GoogleX, GoPro, Amazon Prime Air join new sUAV Coalition

By Luke Geiver | November 20, 2014

Don’t let the name fool you, the small UAV Coalition consists of several huge members. Formed earlier this year, the sUAV Coalition represents several manufacturers, operators, payload providers and software developers including: Google[X], Amazon Prime Air, GoPro, Parrot, DJI Innovations, Airware and 3DR. Even the coalition’s Executive Director, Michael Drobac, comes with a bio formed from big industry. Prior to his current role with the coalition, Drobac was the head of government affairs for Netflix.

Drobac was approached by current members to form and lead an effort to voice the perspectives and concerns of small UAV firms. Although Drobac and others recognized the role of high-member count groups already representing unmanned aerial systems affiliated companies, the coalition saw an opportunity for a new group to become the sole and unique voice for small commercial UAVs. The main goal of the coalition, Drobac said, is to advance the regulatory environment that will support safe, reliable and timely operation of small UAVs.

To achieve that goal, a multi-member team lead by Drobac has been traveling across the U.S. and the U.K. to present on the coalition’s goals. The team has also been vocal regarding industry announcements and happenings by issuing press releases and statements on everything from U.S. Federal Aviation Administration decisions to calls for advisory boards. “Our mission is fairly simple,” Drobac said of the team’s work to advance the regulatory framework for sUAV’s into the U.S. national airspace. “I wish it didn’t have to be what it is.”

Although Drobac and his members are excited for the future of the industry, progress that will move the industry into mainstream commercialization mode is not happening fast enough. “I think the debate that is going around now is not allowing the industry to grow as it should,” he said. According to Drobac, the members believe sUAVs should not be put under the guise of aviation regulation. “We view the industry as operators and devices rather than pilots and aircrafts. There is so much aviation think to a technology that is not aviation in our view. You can’t apply a different paradigm to a new business,” he said.

Drobac is particularly displeased with the likelihood that sUAV rules issued by the FAA before the end of the year will contain provisions that inhibit sUAVs from flying out of sight or autonomously. “If they are to be called unmanned aircraft vehicles, you have completely blunted the purpose of them unless you are able to go out beyond the line of sight and have them be highly automated or flown without a pilot’s license,” he said. Drobac and the coalition believe that proven technology should be given the opportunity to prevail, including autonomous-operating software.

“If you have a technology that can provide better efficiencies and create a better consumer experience in a safe way, that is what consumers want,” he said. Because Drobac and his members believe in current technology available for UAS operations, he believes that congress—and someday the FAA—will think differently about the way UAVs are treated in the U.S.

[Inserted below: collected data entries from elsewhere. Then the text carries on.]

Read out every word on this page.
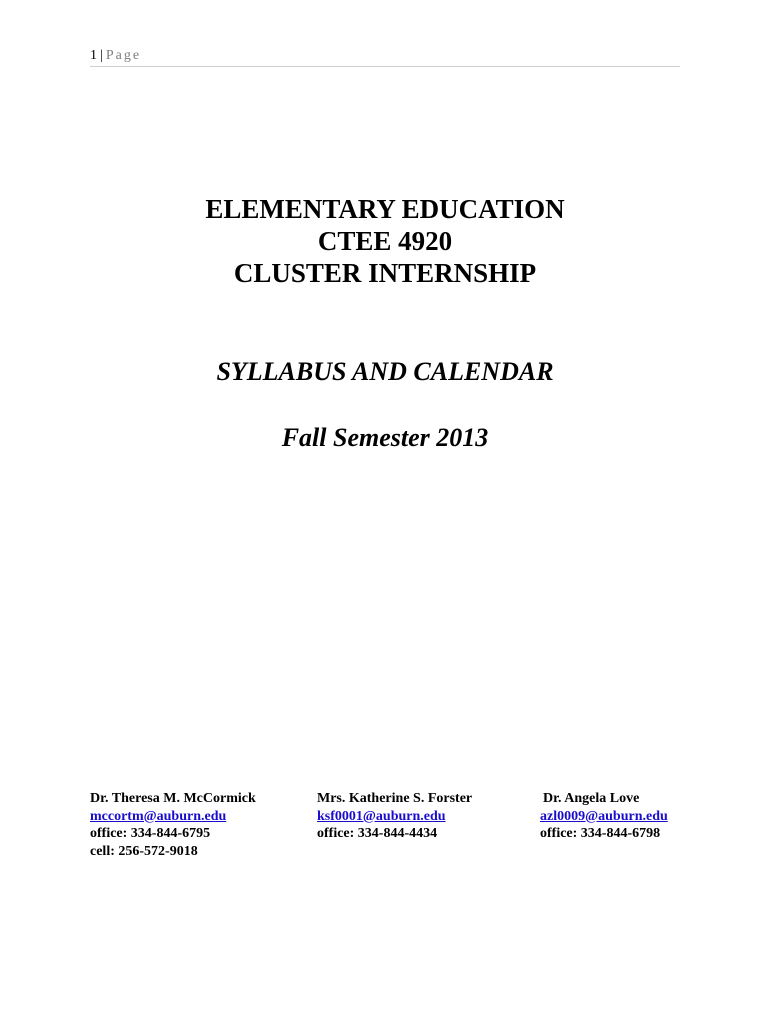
1 | Page
ELEMENTARY EDUCATION
CTEE 4920
CLUSTER INTERNSHIP
SYLLABUS AND CALENDAR
Fall Semester 2013
Dr. Theresa M. McCormick
mccortm@auburn.edu
office: 334-844-6795
cell: 256-572-9018
Mrs. Katherine S. Forster
ksf0001@auburn.edu
office: 334-844-4434
Dr. Angela Love
azl0009@auburn.edu
office: 334-844-6798
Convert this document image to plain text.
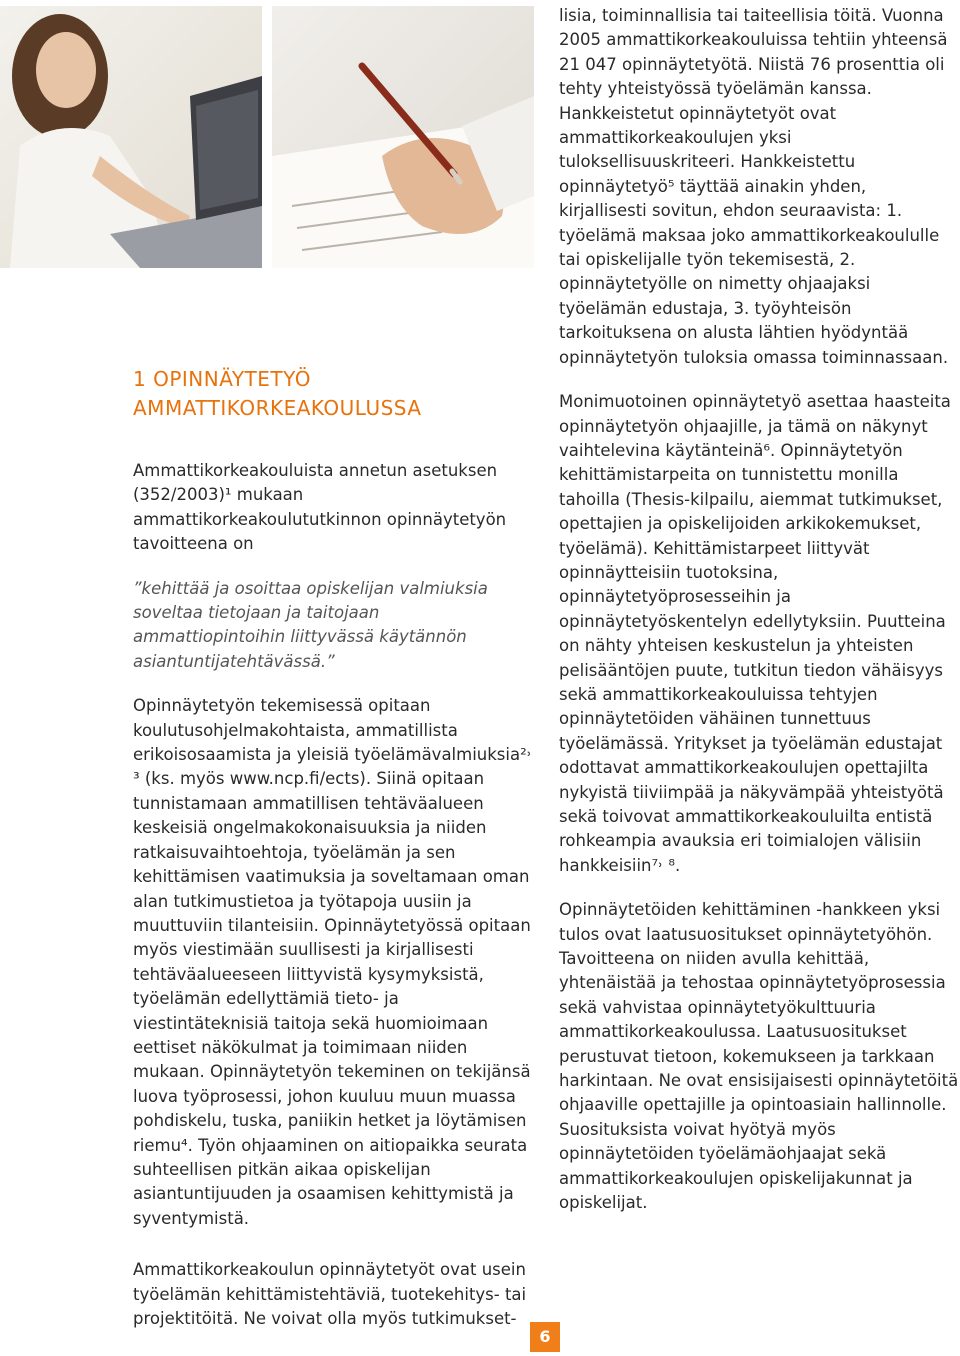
1 OPINNÄYTETYÖ
AMMATTIKORKEAKOULUSSA

Ammattikorkeakouluista annetun asetuksen (352/2003)¹ mukaan ammattikorkeakoulututkinnon opinnäytetyön tavoitteena on

”kehittää ja osoittaa opiskelijan valmiuksia soveltaa tietojaan ja taitojaan ammattiopintoihin liittyvässä käytännön asiantuntijatehtävässä.”

Opinnäytetyön tekemisessä opitaan koulutusohjelmakohtaista, ammatillista erikoisosaamista ja yleisiä työelämävalmiuksia²˒ ³ (ks. myös www.ncp.fi/ects). Siinä opitaan tunnistamaan ammatillisen tehtäväalueen keskeisiä ongelmakokonaisuuksia ja niiden ratkaisuvaihtoehtoja, työelämän ja sen kehittämisen vaatimuksia ja soveltamaan oman alan tutkimustietoa ja työtapoja uusiin ja muuttuviin tilanteisiin. Opinnäytetyössä opitaan myös viestimään suullisesti ja kirjallisesti tehtäväalueeseen liittyvistä kysymyksistä, työelämän edellyttämiä tieto- ja viestintäteknisiä taitoja sekä huomioimaan eettiset näkökulmat ja toimimaan niiden mukaan. Opinnäytetyön tekeminen on tekijänsä luova työprosessi, johon kuuluu muun muassa pohdiskelu, tuska, paniikin hetket ja löytämisen riemu⁴. Työn ohjaaminen on aitiopaikka seurata suhteellisen pitkän aikaa opiskelijan asiantuntijuuden ja osaamisen kehittymistä ja syventymistä.

Ammattikorkeakoulun opinnäytetyöt ovat usein työelämän kehittämistehtäviä, tuotekehitys- tai projektitöitä. Ne voivat olla myös tutkimukset-

lisia, toiminnallisia tai taiteellisia töitä. Vuonna 2005 ammattikorkeakouluissa tehtiin yhteensä 21 047 opinnäytetyötä. Niistä 76 prosenttia oli tehty yhteistyössä työelämän kanssa. Hankkeistetut opinnäytetyöt ovat ammattikorkeakoulujen yksi tuloksellisuuskriteeri. Hankkeistettu opinnäytetyö⁵ täyttää ainakin yhden, kirjallisesti sovitun, ehdon seuraavista: 1. työelämä maksaa joko ammattikorkeakoululle tai opiskelijalle työn tekemisestä, 2. opinnäytetyölle on nimetty ohjaajaksi työelämän edustaja, 3. työyhteisön tarkoituksena on alusta lähtien hyödyntää opinnäytetyön tuloksia omassa toiminnassaan.

Monimuotoinen opinnäytetyö asettaa haasteita opinnäytetyön ohjaajille, ja tämä on näkynyt vaihtelevina käytänteinä⁶. Opinnäytetyön kehittämistarpeita on tunnistettu monilla tahoilla (Thesis-kilpailu, aiemmat tutkimukset, opettajien ja opiskelijoiden arkikokemukset, työelämä). Kehittämistarpeet liittyvät opinnäytteisiin tuotoksina, opinnäytetyöprosesseihin ja opinnäytetyöskentelyn edellytyksiin. Puutteina on nähty yhteisen keskustelun ja yhteisten pelisääntöjen puute, tutkitun tiedon vähäisyys sekä ammattikorkeakouluissa tehtyjen opinnäytetöiden vähäinen tunnettuus työelämässä. Yritykset ja työelämän edustajat odottavat ammattikorkeakoulujen opettajilta nykyistä tiiviimpää ja näkyvämpää yhteistyötä sekä toivovat ammattikorkeakouluilta entistä rohkeampia avauksia eri toimialojen välisiin hankkeisiin⁷˒ ⁸.

Opinnäytetöiden kehittäminen -hankkeen yksi tulos ovat laatusuositukset opinnäytetyöhön. Tavoitteena on niiden avulla kehittää, yhtenäistää ja tehostaa opinnäytetyöprosessia sekä vahvistaa opinnäytetyökulttuuria ammattikorkeakoulussa. Laatusuositukset perustuvat tietoon, kokemukseen ja tarkkaan harkintaan. Ne ovat ensisijaisesti opinnäytetöitä ohjaaville opettajille ja opintoasiain hallinnolle. Suosituksista voivat hyötyä myös opinnäytetöiden työelämäohjaajat sekä ammattikorkeakoulujen opiskelijakunnat ja opiskelijat.

6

“I predict that next year we won’t be discussing the same roadblocks we are now. We will be talking about the incredible magnitude and impact of UAVs. I always say technology wins. It doesn’t matter who wants to stop it,” he said.

As an example to his claim, Drobac pointed to his time with Netflix. When he first started, the company was all about providing the red envelopes with mailed DVD. The business model changed for the firm overnight, he said, when it realized it could efficiently and effectively stream videos to a consumer via internet. “Think about DVD stores today. How many of them are there now? Technology, when done effectively and safely, wins. I can’t imagine not shopping on Amazon or not banking online or not texting someone.”

Until sUAVs are given full approval in the U.S., Drobac fears some of his member companies will look overseas to grow and establish operations, even as many want to start and flourish in the U.S. due to its vast market potential. Drobac said his team will continue advocating for quicker implementation and approval of safe sUAV use to Congress and the FAA. “We have the best members that one could ever imagine that are passionate about this and committed to safety, committed to privacy and that want to be able to test and operate in the U.S. (in places including and outside of FAA-selected test sites). If they can’t, they will operate elsewhere. That is a net loss for U.S. consumers.”